Marco Colpo, left, and Tristan Simi make adjustments on a test bed at Applied Energetics in Tucson in 2019.

Longtime Tucson laser and directed-energy technology developer Applied Energetics Inc. is relocating its corporate headquarters to the University of Arizona Tech Park on South Rita Road.

The company said the move, expected to take place over the next two months, will support future growth with greater capacity for research, product development and production.

Applied Energetics has had its corporate headquarters on West Ruthrauff Road and technical facilities on the south side and plans to consolidate those functions at the tech park.

The new 13,000-square-foot space provides the company, which serves both defense and commercial markets, with a facility that is compliant with international arms-control regulations and laser-safety rules, and includes a 4,800-square-foot, Class 1000 clean room.

Applied Energetics said it will benefit from millions of dollars of capital investment made by the space’s previous occupant, Coherent/DILAS, a global provider of laser technology for scientific, commercial and industrial customers.

Applied Energetics CEO Gregory Quarles said the move triples the company’s footprint and eliminates the downtime involved with a full facilities build-out.

Gregory Quarles

“This facility, with its research labs and state-of-the art clean room, is perfectly suited and move-in ready to align with our defense and production road map,” Quarles said in announcing the move.

The company joins more than 60 other tech firms at the 1,300-acre UA Tech Park, including Raytheon Missiles & Defense and IBM.

Founded in 2002 as Ionatron Inc., Applied Energetics won nearly $40 million in U.S. military contracts to develop its laser-directed energy technology to defeat improvised explosive devices, or IEDs, and developing special lasers for the Navy.

After failing to land a major production contract, the company suspended its business activities in 2014 and became a “shell company” under federal securities rules.

In 2017, Applied Energetics emerged from its shell to raise $5 million to restart its development of ultra-short-pulse lasers for defense and commercial uses.

The company acquired Applied Optical Sciences, another laser tech company founded in 2010 by an Applied Energetics co-founder, in 2019.

UACI STARTUP WINS GRANT

SGNT Inc. a startup housed at the University of Arizona Center for Innovation, has received a $749,000, follow-on Small Business Innovation Research grant through the National Science Foundation to advance its anti-tampering technology for product packaging.

The grant will continue the company’s work under a $224,470 Phase I SBIR award issued in 2019.

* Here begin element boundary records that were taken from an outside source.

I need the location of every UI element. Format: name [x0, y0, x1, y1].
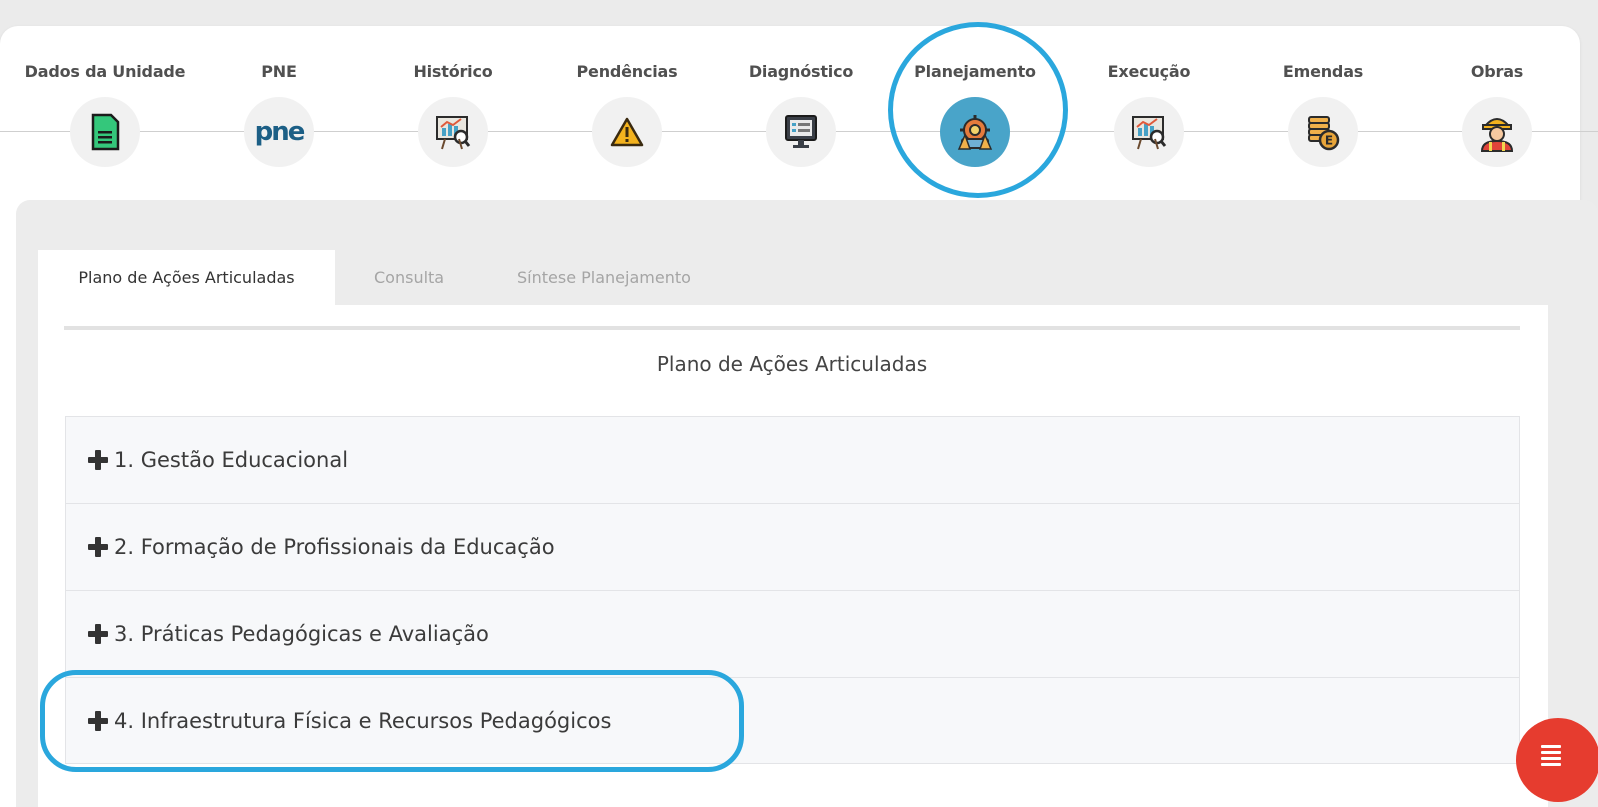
step-pendencias[interactable]: Pendências	[542, 0, 712, 200]
accordion: 1. Gestão Educacional 2. Formação de Pro…	[65, 416, 1520, 764]
plus-icon	[88, 710, 108, 731]
menu-lines-icon	[1541, 745, 1561, 769]
step-label: Obras	[1470, 62, 1524, 81]
accordion-item-infraestrutura-fisica[interactable]: 4. Infraestrutura Física e Recursos Peda…	[65, 677, 1520, 764]
plus-icon	[88, 450, 108, 470]
tab-sintese-planejamento[interactable]: Síntese Planejamento	[483, 250, 725, 305]
accordion-item-formacao-profissionais[interactable]: 2. Formação de Profissionais da Educação	[65, 503, 1520, 590]
step-diagnostico[interactable]: Diagnóstico	[716, 0, 886, 200]
step-obras[interactable]: Obras	[1412, 0, 1582, 200]
accordion-item-label: 4. Infraestrutura Física e Recursos Peda…	[114, 708, 612, 733]
warning-icon	[592, 97, 662, 167]
chart-board-search-icon	[418, 97, 488, 167]
accordion-item-label: 2. Formação de Profissionais da Educação	[114, 535, 555, 559]
accordion-item-label: 1. Gestão Educacional	[114, 448, 349, 472]
planning-gear-icon	[940, 97, 1010, 167]
accordion-item-gestao-educacional[interactable]: 1. Gestão Educacional	[65, 416, 1520, 503]
step-emendas[interactable]: Emendas E	[1238, 0, 1408, 200]
step-historico[interactable]: Histórico	[368, 0, 538, 200]
document-icon	[70, 97, 140, 167]
plus-icon	[88, 624, 108, 644]
tab-plano-de-acoes-articuladas[interactable]: Plano de Ações Articuladas	[38, 250, 335, 305]
step-navigation: Dados da Unidade PNE pne Histórico Pendê…	[0, 0, 1598, 200]
step-dados-da-unidade[interactable]: Dados da Unidade	[20, 0, 190, 200]
step-label: Planejamento	[914, 62, 1036, 81]
step-label: Histórico	[413, 62, 493, 81]
divider	[64, 326, 1520, 330]
tab-consulta[interactable]: Consulta	[340, 250, 478, 305]
step-label: PNE	[261, 62, 297, 81]
step-planejamento[interactable]: Planejamento	[890, 0, 1060, 200]
step-label: Pendências	[576, 62, 678, 81]
pne-logo-text: pne	[254, 117, 306, 147]
accordion-item-praticas-pedagogicas[interactable]: 3. Práticas Pedagógicas e Avaliação	[65, 590, 1520, 677]
monitor-report-icon	[766, 97, 836, 167]
step-label: Dados da Unidade	[24, 62, 186, 81]
plus-icon	[88, 537, 108, 557]
step-label: Execução	[1107, 62, 1191, 81]
coins-icon: E	[1288, 97, 1358, 167]
chart-board-search-icon	[1114, 97, 1184, 167]
step-execucao[interactable]: Execução	[1064, 0, 1234, 200]
construction-worker-icon	[1462, 97, 1532, 167]
accordion-item-label: 3. Práticas Pedagógicas e Avaliação	[114, 622, 489, 646]
section-title: Plano de Ações Articuladas	[656, 352, 928, 376]
pne-logo-icon: pne	[244, 97, 314, 167]
step-pne[interactable]: PNE pne	[194, 0, 364, 200]
step-label: Emendas	[1282, 62, 1364, 81]
svg-text:E: E	[1325, 134, 1333, 148]
step-label: Diagnóstico	[748, 62, 854, 81]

SGNT, which was founded by CEO Emil Tremblay and Chief Operating Officer Tommy Rompel, has developed a system that can monitor the integrity of packaging and report any tampering via radio-frequency identification and a smartphone app first released in 2019.

The product is aimed at reducing the financial loss from product counterfeiting and tampering, especially for pharmaceutical and defense-related products.

PYX HEALTH SHOWS RESULTS

A Tucson health-care startup that has developed an interactive platform to address loneliness and isolation in patients has reported positive results after a trial with Banner-University Health Plans.

A white paper shows that Banner’s use of Pyx Health’s novel interactive “platform-plus-support center” with members after discharge from emergency room or inpatient care resulted in a substantial reduction in subsequent inpatient costs and emergency department use.

Analyzing the experiences of 1,170 members aged 18-103 years and comparing that data with a control group that did not access the digital platform, Banner realized savings of $847 per member per month over a six-month period, according to a paper authored by Dr. Thomas M. Ball, and Dr. Sandra Stein, Banner-University Health Plan’s former and current chief medical officers.

The Banner health plan, which covers more than 200,000 Medicaid, Medicare and long-term patients in Arizona, engaged Pyx after its analysis of health-plan usage clearly showed that general mental health conditions — such as anxiety and depression — and serious mental illness can increase medical spending, including hospital admissions and emergency department use.

The Pyx platform is based on a mobile app that features an animated “chatbot” named Pyxir that provides constant companionship, support and self-management tips.

The platform allows for regular screenings for loneliness and “social determinants of health,” a concept developed by the World Health Organization that includes daily living conditions and socioeconomic factors.